Scelete Unicornium Verum
Throughout the Philosophers’ Table project my concern has focused mainly on animal anatomy, taxidermy and skeletons. During a visit to the Tyne and Wear museum archives I found the enormous collection of animal bones was fascinating. I find animals stripped down to their skeletons often remarkably unrecognisable as the creatures they once were.
The Platypus, gifted to the Lit and Phil in 1799 must have seemed a very peculiar creature. At first it was found difficult to believe that it was a real animal as nothing like it had been seen in this country before. (The one previous specimen was a dried skin as opposed to a whole preserved animal). This object provided the starting point for my work.
The direction of the work was also determined by my research into the discovery in the 17th century by German scientist Otto Von Guericke of a ‘unicorn’ skeleton. Fossilised bones were discovered in ‘Unicorn cave’ in central Germany, that Guericke thought to be those of a unicorn. Philosopher Gottfried Wilhelm Liebniz was convinced of their validity and reconstructed the fossil vertebrate in an engraving in his book ‘Protogea’. The bones were later identified as a combination of woolly rhino and mammoth, with the tusk of a Narwhal. At a time when so much of the natural world was a mystery, the notion of the bones being those of the mythical unicorn does seem almost possible, although the image of this strange creature today seems ridiculous.

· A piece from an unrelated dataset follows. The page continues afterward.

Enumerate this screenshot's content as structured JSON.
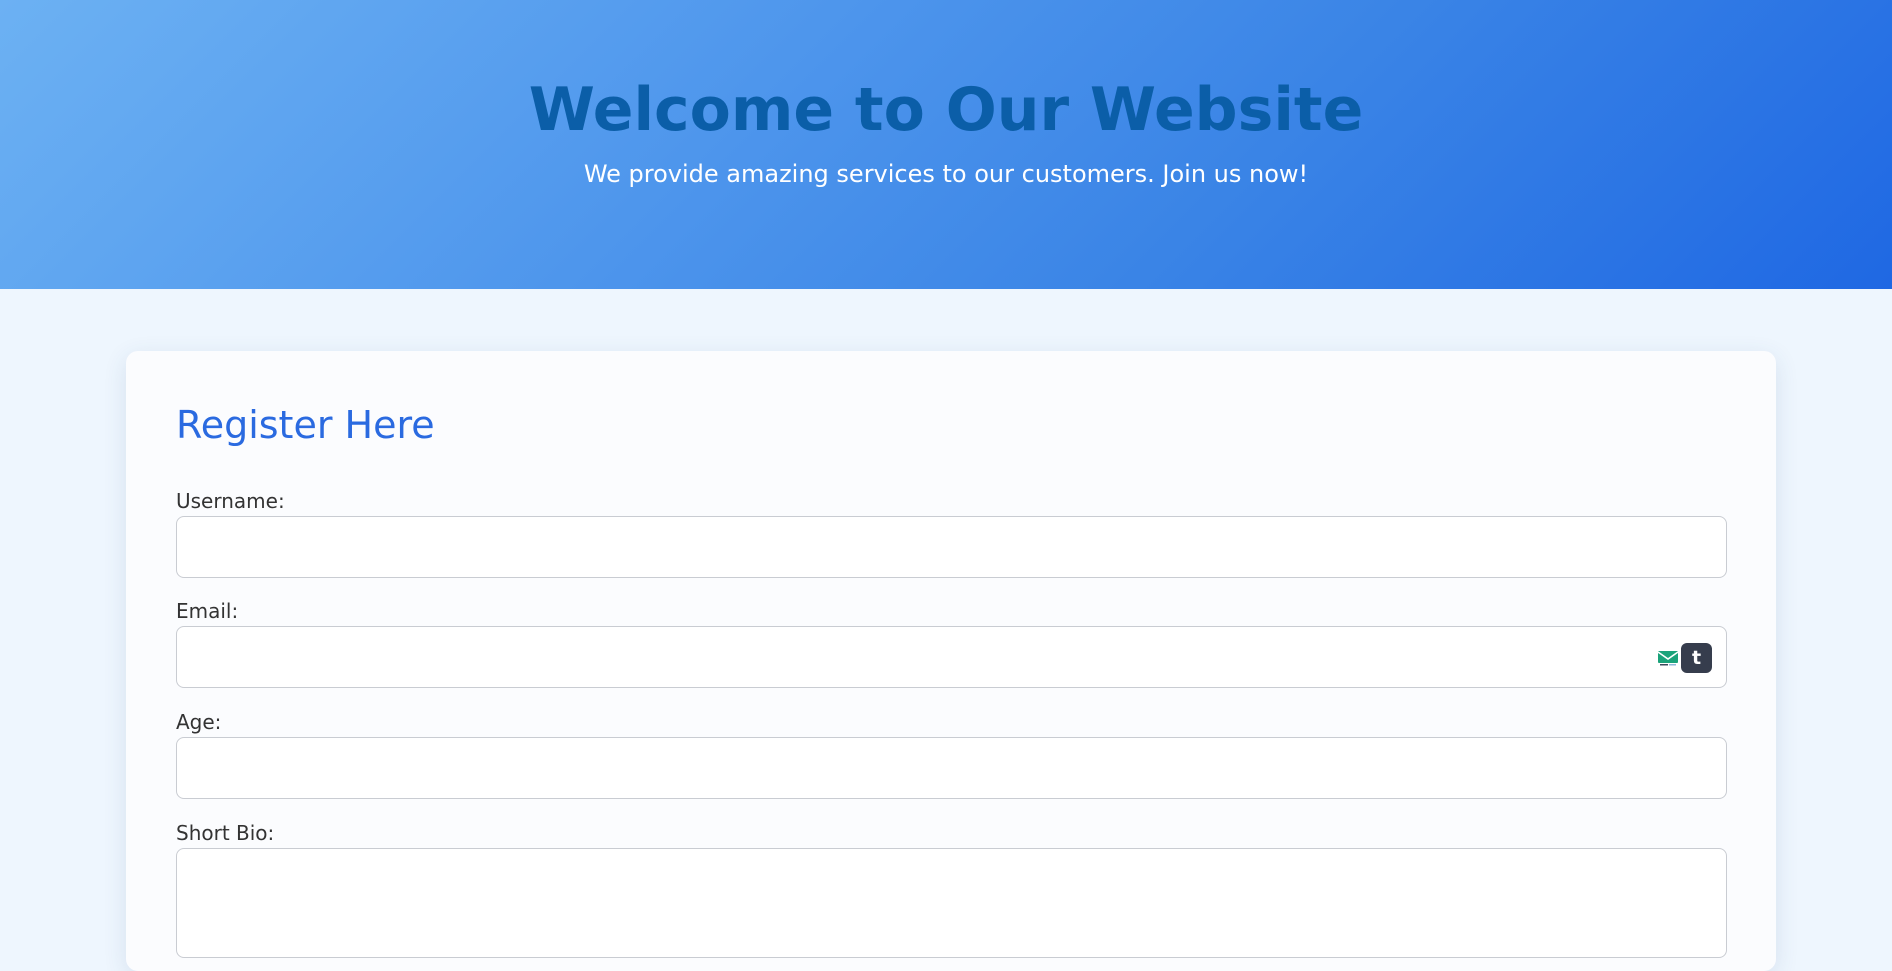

My drawings piece together bones from various animals to construct hybrid, fantastical specimens, which although peculiar could almost be real, a newly discovered specimen perhaps. Although we now know so much more about the species that inhabit(ed) our planet it seems entirely possible we could still be making mistakes. For example, new information surfaces regularly, changing what we think we know about extinct, prehistoric creatures and new species are still being discovered.